A new adaptation of the classic book A Kestrel for a Knave, Kes tells the story of a day in the life of Billy Casper; a 15-year-old boy about to leave school and determined not to end up working down the pit like his older brother Jud. Billy doesn't know what he'll do, but one thing has changed his life forever, allowing him to soar above the narrow confines of his family and this town, his kestrel hawk, Kes. Kes is the story of Billy's heart. How it came to beat and how it came to break.
Nominated for a CATS Award for Best Play for Children and Young People this is a beautifully written two-hander where one actor plays Billy and the other all the people in Billy's life.

Reviews
Kes triumph at the Criterion
Kes at Criterion Theatre, Coventry, from 23 to 26 July. y 26.
Despite now being too late to see this terrific new adaptation of the 1968 classic novel, From A Kestrel For A Knave, the latest play at the Criterion Theatre does deserve special mention.

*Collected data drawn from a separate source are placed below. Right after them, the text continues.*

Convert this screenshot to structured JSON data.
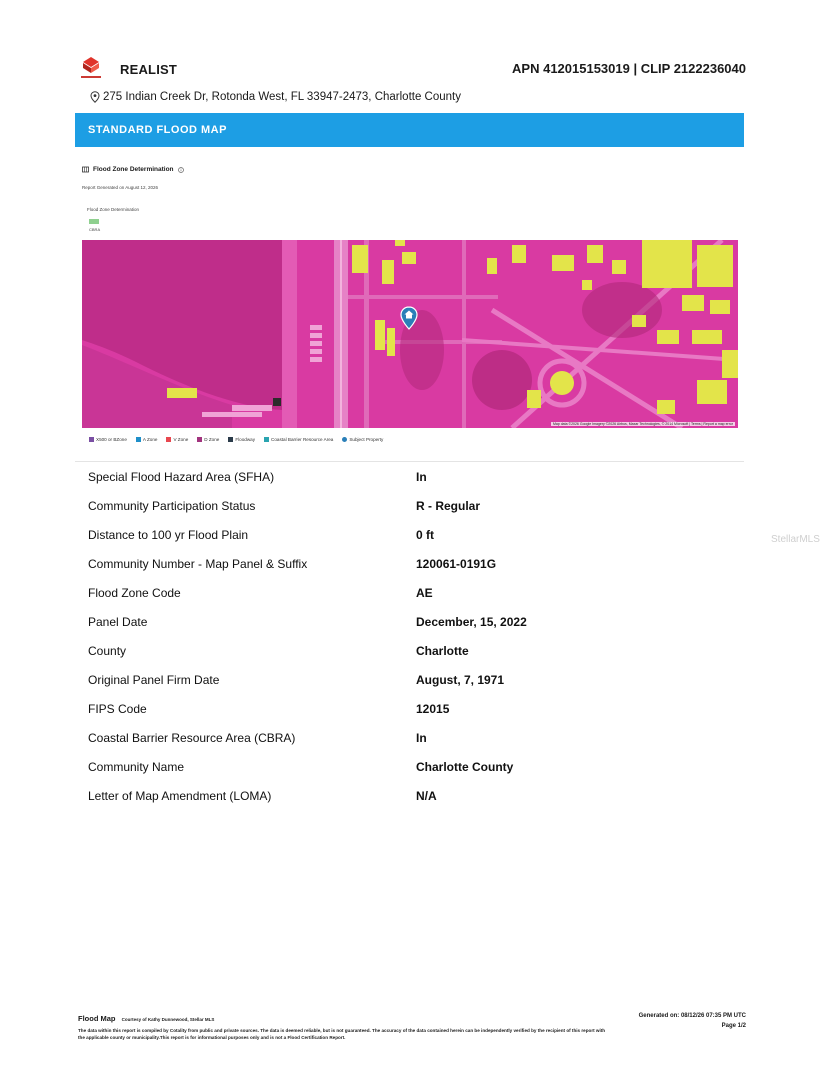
{
  "header": {
    "brand": "REALIST",
    "apn_clip": "APN 412015153019 | CLIP 2122236040",
    "address": "275 Indian Creek Dr, Rotonda West, FL 33947-2473, Charlotte County"
  },
  "banner": {
    "title": "STANDARD FLOOD MAP"
  },
  "flood_zone": {
    "heading": "Flood Zone Determination",
    "generated": "Report Generated on August 12, 2026",
    "label": "Flood Zone Determination",
    "swatch_text": "CBRA"
  },
  "map": {
    "attribution": "Map data ©2026 Google Imagery ©2026 Airbus, Maxar Technologies, © 2014 Microsoft | Terms | Report a map error"
  },
  "legend": [
    {
      "label": "X500 or BZone",
      "color": "#7a4fa3"
    },
    {
      "label": "A Zone",
      "color": "#1f8fc9"
    },
    {
      "label": "V Zone",
      "color": "#e8474f"
    },
    {
      "label": "D Zone",
      "color": "#a2337e"
    },
    {
      "label": "Floodway",
      "color": "#2b3b4a"
    },
    {
      "label": "Coastal Barrier Resource Area",
      "color": "#2aa4b0"
    },
    {
      "label": "Subject Property",
      "color": "#2a7fb8",
      "dot": true
    }
  ],
  "details": [
    {
      "label": "Special Flood Hazard Area (SFHA)",
      "value": "In"
    },
    {
      "label": "Community Participation Status",
      "value": "R - Regular"
    },
    {
      "label": "Distance to 100 yr Flood Plain",
      "value": "0 ft"
    },
    {
      "label": "Community Number - Map Panel & Suffix",
      "value": "120061-0191G"
    },
    {
      "label": "Flood Zone Code",
      "value": "AE"
    },
    {
      "label": "Panel Date",
      "value": "December, 15, 2022"
    },
    {
      "label": "County",
      "value": "Charlotte"
    },
    {
      "label": "Original Panel Firm Date",
      "value": "August, 7, 1971"
    },
    {
      "label": "FIPS Code",
      "value": "12015"
    },
    {
      "label": "Coastal Barrier Resource Area (CBRA)",
      "value": "In"
    },
    {
      "label": "Community Name",
      "value": "Charlotte County"
    },
    {
      "label": "Letter of Map Amendment (LOMA)",
      "value": "N/A"
    }
  ],
  "watermark": "StellarMLS",
  "footer": {
    "title": "Flood Map",
    "courtesy": "Courtesy of Kathy Dunnewood, Stellar MLS",
    "disclaimer": "The data within this report is compiled by Cotality from public and private sources. The data is deemed reliable, but is not guaranteed. The accuracy of the data contained herein can be independently verified by the recipient of this report with the applicable county or municipality.This report is for informational purposes only and is not a Flood Certification Report.",
    "generated": "Generated on: 08/12/26 07:35 PM UTC",
    "page": "Page 1/2"
  },
  "colors": {
    "banner": "#1d9ee4",
    "flood_magenta": "#d93aa2",
    "non_flood_yellow": "#e3e44a"
  },
  "icons": {
    "logo": "cotality-logo-icon",
    "address": "location-pin-icon",
    "heading": "map-icon",
    "info": "info-icon",
    "subject": "house-marker-icon"
  }
}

After only appearing in school productions, former Woodlands Academy pupil Dan Overton successfully auditioned for his first major role with Earlsdon's cutting-edge amateur theatre, and certainly does not disappoint.

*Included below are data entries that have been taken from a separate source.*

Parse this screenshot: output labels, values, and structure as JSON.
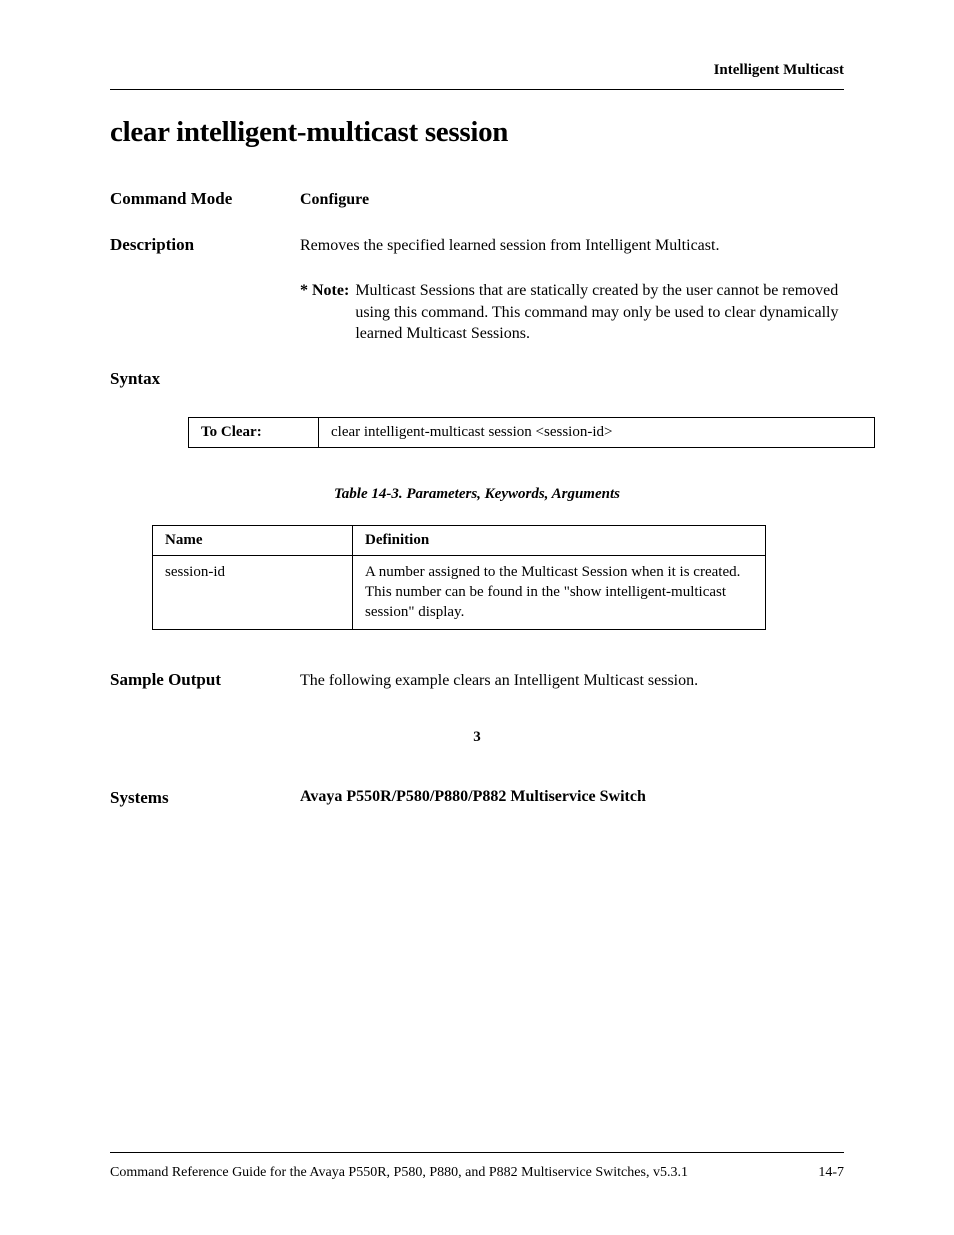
{
  "header": {
    "section": "Intelligent Multicast"
  },
  "title": "clear intelligent-multicast session",
  "command_mode": {
    "label": "Command Mode",
    "value": "Configure"
  },
  "description": {
    "label": "Description",
    "text": "Removes the specified learned session from Intelligent Multicast.",
    "note_label": "* Note:",
    "note_text": "Multicast Sessions that are statically created by the user cannot be removed using this command. This command may only be used to clear dynamically learned Multicast Sessions."
  },
  "syntax": {
    "label": "Syntax",
    "action": "To Clear:",
    "command": "clear intelligent-multicast session <session-id>"
  },
  "table_caption": "Table 14-3.   Parameters, Keywords, Arguments",
  "params_table": {
    "headers": {
      "name": "Name",
      "definition": "Definition"
    },
    "rows": [
      {
        "name": "session-id",
        "definition": "A number assigned to the Multicast Session when it is created. This number can be found in the \"show intelligent-multicast session\" display."
      }
    ]
  },
  "sample_output": {
    "label": "Sample Output",
    "text": "The following example clears an Intelligent Multicast session.",
    "number": "3"
  },
  "systems": {
    "label": "Systems",
    "value": "Avaya P550R/P580/P880/P882 Multiservice Switch"
  },
  "footer": {
    "guide": "Command Reference Guide for the Avaya P550R, P580, P880, and P882 Multiservice Switches, v5.3.1",
    "page": "14-7"
  }
}
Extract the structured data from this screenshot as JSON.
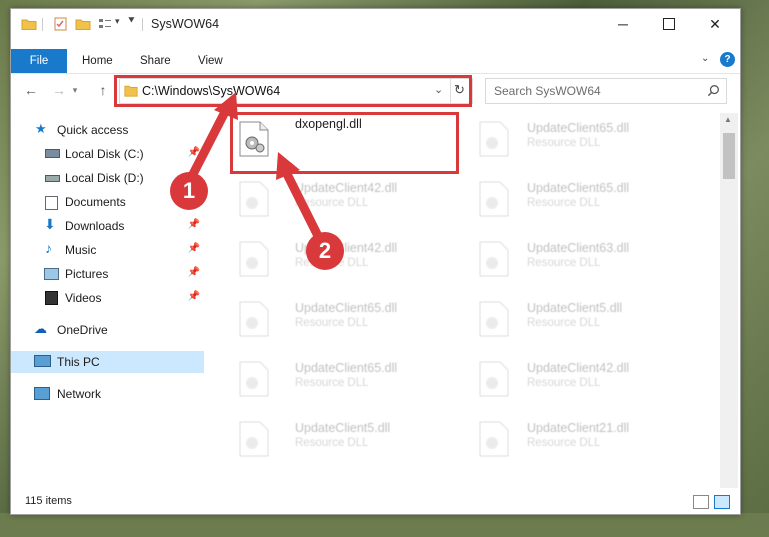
{
  "window": {
    "title": "SysWOW64"
  },
  "ribbon": {
    "tabs": [
      "File",
      "Home",
      "Share",
      "View"
    ]
  },
  "nav": {
    "address": "C:\\Windows\\SysWOW64",
    "search_placeholder": "Search SysWOW64"
  },
  "sidebar": {
    "items": [
      {
        "label": "Quick access",
        "icon": "star-icon",
        "pinned": false
      },
      {
        "label": "Local Disk (C:)",
        "icon": "drive-icon",
        "pinned": true
      },
      {
        "label": "Local Disk (D:)",
        "icon": "drive-icon",
        "pinned": false
      },
      {
        "label": "Documents",
        "icon": "documents-icon",
        "pinned": false
      },
      {
        "label": "Downloads",
        "icon": "download-icon",
        "pinned": true
      },
      {
        "label": "Music",
        "icon": "music-icon",
        "pinned": true
      },
      {
        "label": "Pictures",
        "icon": "pictures-icon",
        "pinned": true
      },
      {
        "label": "Videos",
        "icon": "videos-icon",
        "pinned": true
      },
      {
        "label": "OneDrive",
        "icon": "cloud-icon",
        "pinned": false
      },
      {
        "label": "This PC",
        "icon": "computer-icon",
        "pinned": false,
        "selected": true
      },
      {
        "label": "Network",
        "icon": "network-icon",
        "pinned": false
      }
    ]
  },
  "files": [
    {
      "name": "dxopengl.dll",
      "type": "",
      "highlighted": true
    },
    {
      "name": "UpdateClient65.dll",
      "type": "Resource DLL"
    },
    {
      "name": "UpdateClient42.dll",
      "type": "Resource DLL"
    },
    {
      "name": "UpdateClient65.dll",
      "type": "Resource DLL"
    },
    {
      "name": "UpdateClient42.dll",
      "type": "Resource DLL"
    },
    {
      "name": "UpdateClient63.dll",
      "type": "Resource DLL"
    },
    {
      "name": "UpdateClient65.dll",
      "type": "Resource DLL"
    },
    {
      "name": "UpdateClient5.dll",
      "type": "Resource DLL"
    },
    {
      "name": "UpdateClient65.dll",
      "type": "Resource DLL"
    },
    {
      "name": "UpdateClient42.dll",
      "type": "Resource DLL"
    },
    {
      "name": "UpdateClient5.dll",
      "type": "Resource DLL"
    },
    {
      "name": "UpdateClient21.dll",
      "type": "Resource DLL"
    }
  ],
  "status": {
    "count": "115 items"
  },
  "annotations": {
    "badge1": "1",
    "badge2": "2",
    "color": "#d9393b"
  }
}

The 17-year-old plays the much younger Billy, a lad with little going for him in life except his fascination with wildlife and the fledgling kestrel he has reared and trained.
Many of us at least know the film version of Kes, but Dan and fellow performer Trev Clarke take on every role in this period drama set in a pit village.

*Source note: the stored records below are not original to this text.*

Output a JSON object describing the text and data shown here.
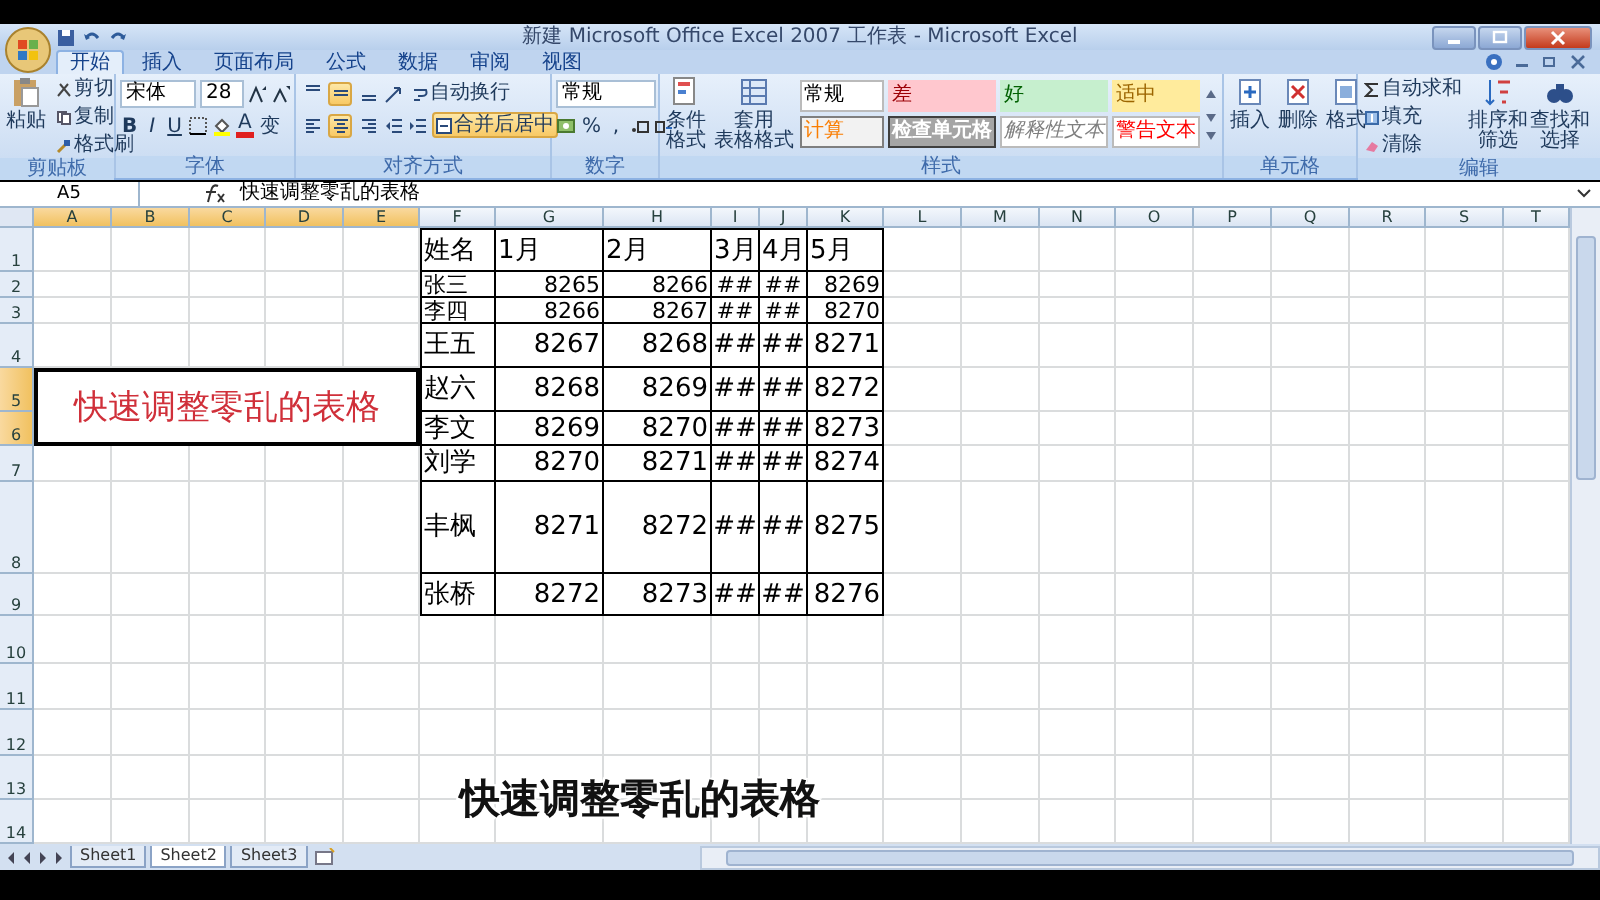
{
  "window": {
    "title": "新建 Microsoft Office Excel 2007 工作表 - Microsoft Excel"
  },
  "tabs": [
    {
      "label": "开始",
      "selected": true
    },
    {
      "label": "插入",
      "selected": false
    },
    {
      "label": "页面布局",
      "selected": false
    },
    {
      "label": "公式",
      "selected": false
    },
    {
      "label": "数据",
      "selected": false
    },
    {
      "label": "审阅",
      "selected": false
    },
    {
      "label": "视图",
      "selected": false
    }
  ],
  "ribbon": {
    "clipboard": {
      "label": "剪贴板",
      "paste": "粘贴",
      "items": [
        "剪切",
        "复制",
        "格式刷"
      ]
    },
    "font": {
      "label": "字体",
      "font_name": "宋体",
      "font_size": "28",
      "styles": [
        "B",
        "I",
        "U"
      ],
      "color_letter": "A",
      "phonetic": "变"
    },
    "alignment": {
      "label": "对齐方式",
      "vertical": [
        {
          "selected": false
        },
        {
          "selected": true
        },
        {
          "selected": false
        }
      ],
      "horizontal": [
        {
          "selected": false
        },
        {
          "selected": true
        },
        {
          "selected": false
        }
      ],
      "wrap": {
        "label": "自动换行",
        "on": false
      },
      "merge": {
        "label": "合并后居中",
        "on": true
      }
    },
    "number": {
      "label": "数字",
      "format": "常规",
      "percent": "%",
      "comma": ","
    },
    "styles": {
      "label": "样式",
      "conditional": "条件格式",
      "table_format": [
        "套用",
        "表格格式"
      ],
      "cell_styles": [
        {
          "label": "常规",
          "kind": "normal"
        },
        {
          "label": "差",
          "kind": "bad"
        },
        {
          "label": "好",
          "kind": "good"
        },
        {
          "label": "适中",
          "kind": "neutral"
        },
        {
          "label": "计算",
          "kind": "calculation"
        },
        {
          "label": "检查单元格",
          "kind": "check"
        },
        {
          "label": "解释性文本",
          "kind": "explanatory"
        },
        {
          "label": "警告文本",
          "kind": "warning"
        }
      ]
    },
    "cells": {
      "label": "单元格",
      "items": [
        "插入",
        "删除",
        "格式"
      ]
    },
    "editing": {
      "label": "编辑",
      "items": [
        "自动求和",
        "填充",
        "清除"
      ],
      "sort": [
        "排序和",
        "筛选"
      ],
      "find": [
        "查找和",
        "选择"
      ]
    }
  },
  "formula_bar": {
    "name_box": "A5",
    "formula": "快速调整零乱的表格"
  },
  "sheet": {
    "columns": [
      {
        "label": "A",
        "selected": true
      },
      {
        "label": "B",
        "selected": true
      },
      {
        "label": "C",
        "selected": true
      },
      {
        "label": "D",
        "selected": true
      },
      {
        "label": "E",
        "selected": true
      },
      {
        "label": "F",
        "selected": false
      },
      {
        "label": "G",
        "selected": false
      },
      {
        "label": "H",
        "selected": false
      },
      {
        "label": "I",
        "selected": false
      },
      {
        "label": "J",
        "selected": false
      },
      {
        "label": "K",
        "selected": false
      },
      {
        "label": "L",
        "selected": false
      },
      {
        "label": "M",
        "selected": false
      },
      {
        "label": "N",
        "selected": false
      },
      {
        "label": "O",
        "selected": false
      },
      {
        "label": "P",
        "selected": false
      },
      {
        "label": "Q",
        "selected": false
      },
      {
        "label": "R",
        "selected": false
      },
      {
        "label": "S",
        "selected": false
      },
      {
        "label": "T",
        "selected": false
      }
    ],
    "row_numbers": [
      {
        "label": "1",
        "selected": false
      },
      {
        "label": "2",
        "selected": false
      },
      {
        "label": "3",
        "selected": false
      },
      {
        "label": "4",
        "selected": false
      },
      {
        "label": "5",
        "selected": true
      },
      {
        "label": "6",
        "selected": true
      },
      {
        "label": "7",
        "selected": false
      },
      {
        "label": "8",
        "selected": false
      },
      {
        "label": "9",
        "selected": false
      },
      {
        "label": "10",
        "selected": false
      },
      {
        "label": "11",
        "selected": false
      },
      {
        "label": "12",
        "selected": false
      },
      {
        "label": "13",
        "selected": false
      },
      {
        "label": "14",
        "selected": false
      }
    ],
    "merged_cell": {
      "text": "快速调整零乱的表格"
    },
    "table": [
      [
        "姓名",
        "1月",
        "2月",
        "3月",
        "4月",
        "5月"
      ],
      [
        "张三",
        "8265",
        "8266",
        "##",
        "##",
        "8269"
      ],
      [
        "李四",
        "8266",
        "8267",
        "##",
        "##",
        "8270"
      ],
      [
        "王五",
        "8267",
        "8268",
        "##",
        "##",
        "8271"
      ],
      [
        "赵六",
        "8268",
        "8269",
        "##",
        "##",
        "8272"
      ],
      [
        "李文",
        "8269",
        "8270",
        "##",
        "##",
        "8273"
      ],
      [
        "刘学",
        "8270",
        "8271",
        "##",
        "##",
        "8274"
      ],
      [
        "丰枫",
        "8271",
        "8272",
        "##",
        "##",
        "8275"
      ],
      [
        "张桥",
        "8272",
        "8273",
        "##",
        "##",
        "8276"
      ]
    ]
  },
  "sheet_tabs": [
    {
      "label": "Sheet1",
      "selected": false
    },
    {
      "label": "Sheet2",
      "selected": true
    },
    {
      "label": "Sheet3",
      "selected": false
    }
  ],
  "subtitle": "快速调整零乱的表格"
}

I loved the direction by Helen Withers and the choice of music from the time really added to the atmosphere.
Trev Clarke, it has to be said, is little short of a minor miracle as he effortlessly metamorphises from ugly big brother, to a mother making herself up for a night on the town, to a schoolmaster lecturing the audience on the loose morals of modern society.
I really enjoyed the choreographed scenes when Dan and Trev become handbag-carrying women together...just before they get everyone on the edge of their seats for the nerve-wracking fight scene just ahead of the tragic, inevitable, denouement.
All human life was there. And all was portrayed by a fine and highly experienced older actor, assisted by a very accomplished young apprentice.